1 La pression de la norme, en français,
est telle que tout mot nouveau fait sourire, dérange ou inquiète.
Cela est d’autant plus regrettable que la créativité
lexicale qui, depuis les origines, a enrichi notre vocabulaire de
centaines de milliers de mots, est un signe de vitalité de
la langue. Cette créativité est à encourager,
à l’heure où les grandes langues internationales
sont en forte rivalité. Certains se plaignent du nombre d’emprunts
que fait la langue française ; ils devraient être les
premiers à accueillir avec faveur les créations nouvelles.

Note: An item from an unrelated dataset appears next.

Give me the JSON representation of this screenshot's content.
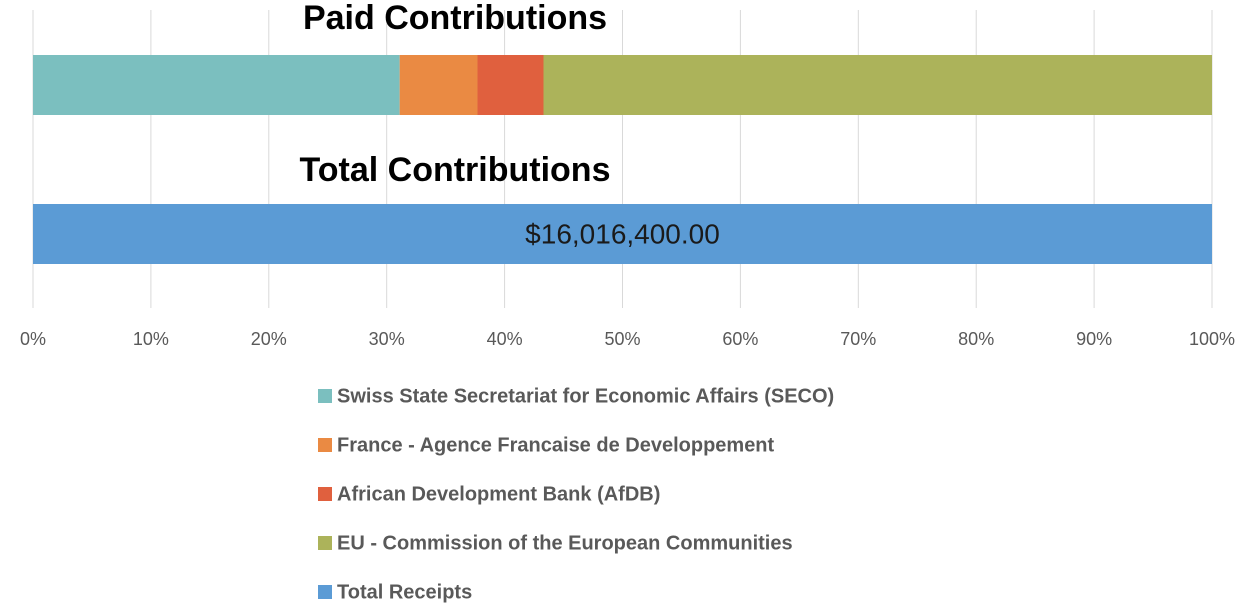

2 Pour des raisons qui ne sont pas grammaticales,
le féminin est souvent dépréciatif : que l’on
pense à la série galant/galante, professionnel/professionnelle,
sorcier/sorcière, etc. Cette dépréciation
redouble la hiérarchie des fonctions sociales occupées
par les hommes et les femmes : le couturier est un créateur,
la couturière une petite main. Ceci explique que le suffixe
-esse, parfaitement neutre dans l’ancienne langue (chanoinesse),
soit ressenti aujourd’hui comme péjoratif : ce n’est
pas par hasard que les adversaires de la parité dans le langage
font mine de combattre des ministresses, députesses, membresses,
etc., que personne ne songe à utiliser. La circulaire du
11 mars 1986 fut sage de déconseiller l’emploi de ce
suffixe, et de recommander une suffixation minimale. Il faut garder
en mémoire qu’un substantif féminin nouveau,
même parfaitement formé (députée),
ou d’une forme déjà existante (juge),
rencontre le
double handicap de la néologie et de la péjoration
souvent
attachée au féminin.
3 La parité dans le lexique n’est
pas, pour l’essentiel, une question linguistique ni même
grammaticale. De très nombreux substantifs féminins
désignant des métiers, titres, grades et fonctions
existent déjà, les autres se forment aisément
; leur existence était latente, seules les conditions sociales
en ont différé l’emploi. Quelques substantifs
posent un problème morphologique : ils seront évoqués
plus loin. Il est à noter que certains masculins donnent
parfois lieu à plusieurs féminisations, morphologiquement
possibles et dûment attestées ; c’est l’usage
qui tranchera.
L’intervention des spécialistes de la langue française
consistera donc dans un rappel historique ; dans l’énoncé
des règles de formation du féminin (règles
bien résumées déjà dans la circulaire
du 11 mars 1986) ; dans l’étude des difficultés
qui peuvent accompagner cette formation ; dans la présentation
d’une liste indicative de substantifs féminins accompagnés
du numéro de la règle qui a servi à les former.